Num diálogo direto com a obra literária Macunaíma, de Mário de Andrade, uma das principais representantes da literatura brasileira, o espetáculo de dança contemporânea Para o herói: experimentos sem nenhum caráter, de Paula Carneiro, impressiona pela potencialidade crítica, sensível e poética que atinge. Sem a pretensão de fazer uma tradução da obra de Mário, de 1928, revisita a escrita moderna de um dos maiores expoentes da Semana da Arte Moderna de 22, propondo um diálogo, um lapso contemporâneo, um mergulho reflexivo sobre corpo e identidade, história e cultura, memória e representação.
Contemplado em 2010 pelo Edital Quarta que Dança, da Fundação Cultural do Estado da Bahia, o espetáculo alcançou visibilidade internacional em 2011 em um dos principais festivais internacionais de dança contemporânea da Europa: o Move Berlim. Ganhou o Prêmio Klauss Vianna 2011 e fará turnê nacional por diversas capitais brasileiras. Sem dúvida, é uma das pérolas da produção contemporânea de dança na Bahia.

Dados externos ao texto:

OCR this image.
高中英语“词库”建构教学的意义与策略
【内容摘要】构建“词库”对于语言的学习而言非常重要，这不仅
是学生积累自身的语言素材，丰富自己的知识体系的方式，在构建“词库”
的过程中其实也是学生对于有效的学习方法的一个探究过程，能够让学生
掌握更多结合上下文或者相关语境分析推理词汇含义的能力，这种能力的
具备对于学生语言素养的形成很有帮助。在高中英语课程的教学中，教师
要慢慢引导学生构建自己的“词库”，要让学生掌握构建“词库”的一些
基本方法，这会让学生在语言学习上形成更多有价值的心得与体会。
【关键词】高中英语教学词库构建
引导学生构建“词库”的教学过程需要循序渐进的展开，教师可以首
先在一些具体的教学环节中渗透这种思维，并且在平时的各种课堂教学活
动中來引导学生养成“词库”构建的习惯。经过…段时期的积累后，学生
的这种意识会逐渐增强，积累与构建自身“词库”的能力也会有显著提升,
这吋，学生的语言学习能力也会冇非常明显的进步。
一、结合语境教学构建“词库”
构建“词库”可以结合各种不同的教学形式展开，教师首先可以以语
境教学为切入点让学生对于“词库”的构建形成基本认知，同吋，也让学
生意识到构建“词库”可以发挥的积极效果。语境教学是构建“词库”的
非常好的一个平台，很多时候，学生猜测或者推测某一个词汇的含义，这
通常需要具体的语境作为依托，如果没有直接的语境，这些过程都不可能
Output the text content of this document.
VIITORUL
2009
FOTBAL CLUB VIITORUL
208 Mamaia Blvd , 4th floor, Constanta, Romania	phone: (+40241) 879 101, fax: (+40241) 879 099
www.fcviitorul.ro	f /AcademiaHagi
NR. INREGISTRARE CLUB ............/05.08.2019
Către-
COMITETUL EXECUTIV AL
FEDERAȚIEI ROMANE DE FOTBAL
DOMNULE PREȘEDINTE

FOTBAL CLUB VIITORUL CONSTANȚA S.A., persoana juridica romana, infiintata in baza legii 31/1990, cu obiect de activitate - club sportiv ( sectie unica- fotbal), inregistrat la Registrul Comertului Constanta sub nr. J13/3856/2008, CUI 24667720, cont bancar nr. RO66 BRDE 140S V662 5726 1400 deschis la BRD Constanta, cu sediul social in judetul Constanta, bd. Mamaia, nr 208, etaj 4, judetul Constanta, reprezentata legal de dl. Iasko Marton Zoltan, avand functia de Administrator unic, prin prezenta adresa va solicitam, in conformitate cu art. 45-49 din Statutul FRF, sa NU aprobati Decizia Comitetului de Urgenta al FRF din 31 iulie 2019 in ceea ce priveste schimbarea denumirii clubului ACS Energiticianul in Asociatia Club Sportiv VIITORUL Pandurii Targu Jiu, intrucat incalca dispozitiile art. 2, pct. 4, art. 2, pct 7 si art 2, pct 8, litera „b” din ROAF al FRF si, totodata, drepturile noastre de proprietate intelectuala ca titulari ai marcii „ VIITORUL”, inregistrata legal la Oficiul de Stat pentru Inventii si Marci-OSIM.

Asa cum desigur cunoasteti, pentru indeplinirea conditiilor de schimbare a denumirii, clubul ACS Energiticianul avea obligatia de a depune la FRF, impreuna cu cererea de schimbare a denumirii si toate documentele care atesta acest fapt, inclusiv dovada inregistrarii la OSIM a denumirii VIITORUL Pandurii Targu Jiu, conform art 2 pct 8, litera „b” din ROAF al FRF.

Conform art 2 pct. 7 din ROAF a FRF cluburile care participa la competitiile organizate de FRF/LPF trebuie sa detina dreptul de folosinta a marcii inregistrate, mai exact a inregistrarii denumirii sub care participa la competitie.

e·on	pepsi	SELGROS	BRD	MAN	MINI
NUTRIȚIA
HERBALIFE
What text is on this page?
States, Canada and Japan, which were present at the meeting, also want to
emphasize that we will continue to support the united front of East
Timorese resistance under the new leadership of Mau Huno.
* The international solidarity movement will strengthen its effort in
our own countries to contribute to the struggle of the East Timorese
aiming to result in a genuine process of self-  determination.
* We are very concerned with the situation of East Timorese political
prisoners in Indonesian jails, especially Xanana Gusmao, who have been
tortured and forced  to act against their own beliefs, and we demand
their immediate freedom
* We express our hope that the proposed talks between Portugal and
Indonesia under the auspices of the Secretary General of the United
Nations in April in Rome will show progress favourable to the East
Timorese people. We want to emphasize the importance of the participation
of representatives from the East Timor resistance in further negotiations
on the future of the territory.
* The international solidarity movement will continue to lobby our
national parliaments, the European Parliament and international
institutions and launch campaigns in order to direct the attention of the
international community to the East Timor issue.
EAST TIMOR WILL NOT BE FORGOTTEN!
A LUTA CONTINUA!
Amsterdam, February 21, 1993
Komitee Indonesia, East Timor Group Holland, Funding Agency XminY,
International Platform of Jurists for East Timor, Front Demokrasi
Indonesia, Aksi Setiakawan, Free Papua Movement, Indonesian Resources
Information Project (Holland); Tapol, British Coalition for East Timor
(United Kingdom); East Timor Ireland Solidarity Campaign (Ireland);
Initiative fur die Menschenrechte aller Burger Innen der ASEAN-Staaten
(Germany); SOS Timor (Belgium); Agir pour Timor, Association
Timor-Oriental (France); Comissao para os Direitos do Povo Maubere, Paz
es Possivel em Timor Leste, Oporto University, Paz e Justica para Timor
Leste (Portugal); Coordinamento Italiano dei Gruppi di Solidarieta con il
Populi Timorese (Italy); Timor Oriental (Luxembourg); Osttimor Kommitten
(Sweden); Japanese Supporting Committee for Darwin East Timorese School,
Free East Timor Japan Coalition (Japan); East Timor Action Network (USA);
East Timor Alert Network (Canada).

A artista aponta para uma perspectiva crítica da obra de Mário de Andrade, metaforizando em seu corpo a figura de Macunaíma: um corpo mestiço, borrado, autofágico, híbrido por excelência. Na obra literária, é ele quem encarna o processo antropofágico moderno ao condensar as múltiplas identidades brasileiras, cheio de contradições e sobreposições. Nasce preto, é criado numa tribo de índios na Amazônia, sai para São Paulo, vira branco, bicho, coisa, máquina; uma figura mutante da literatura brasileira, que, por sua versatilidade é considerado “o herói sem nenhum caráter”.
O caráter híbrido desse herói aparece também na opção estética do espetáculo de Paula Carneiro, bem como no próprio título de sua obra, Experimentos sem nenhum caráter, denotando o desprendimento a categorizações rígidas num trabalho artístico que se situa entre dança, performance, literatura e artes visuais.
Da escrita no papel à imagem borrada que tatua o corpo nu, a artista faz de seu corpo a própria tela pictórica a imprimir imagens de uma literatura rascunhada. Com uma movimentação peculiar que nos remete ao butoh, à dança contemporânea e a certas manifestações regionais da Bahia como nego fugido e o candomblé, a artista despe-se e põe-se a transfigurar, multiplicando-se em oníricas imagens: menina, mulher, mãe, bicho, jovem, velha, índia, orixá, negra, tupinambá. Em seu corpo, atravessam e co-habitam tantas outras identidades, papéis, representações. É nele que dá o reconhecimento e o estranhamento da própria língua, da própria fala, do próprio corpo, da própria cultura.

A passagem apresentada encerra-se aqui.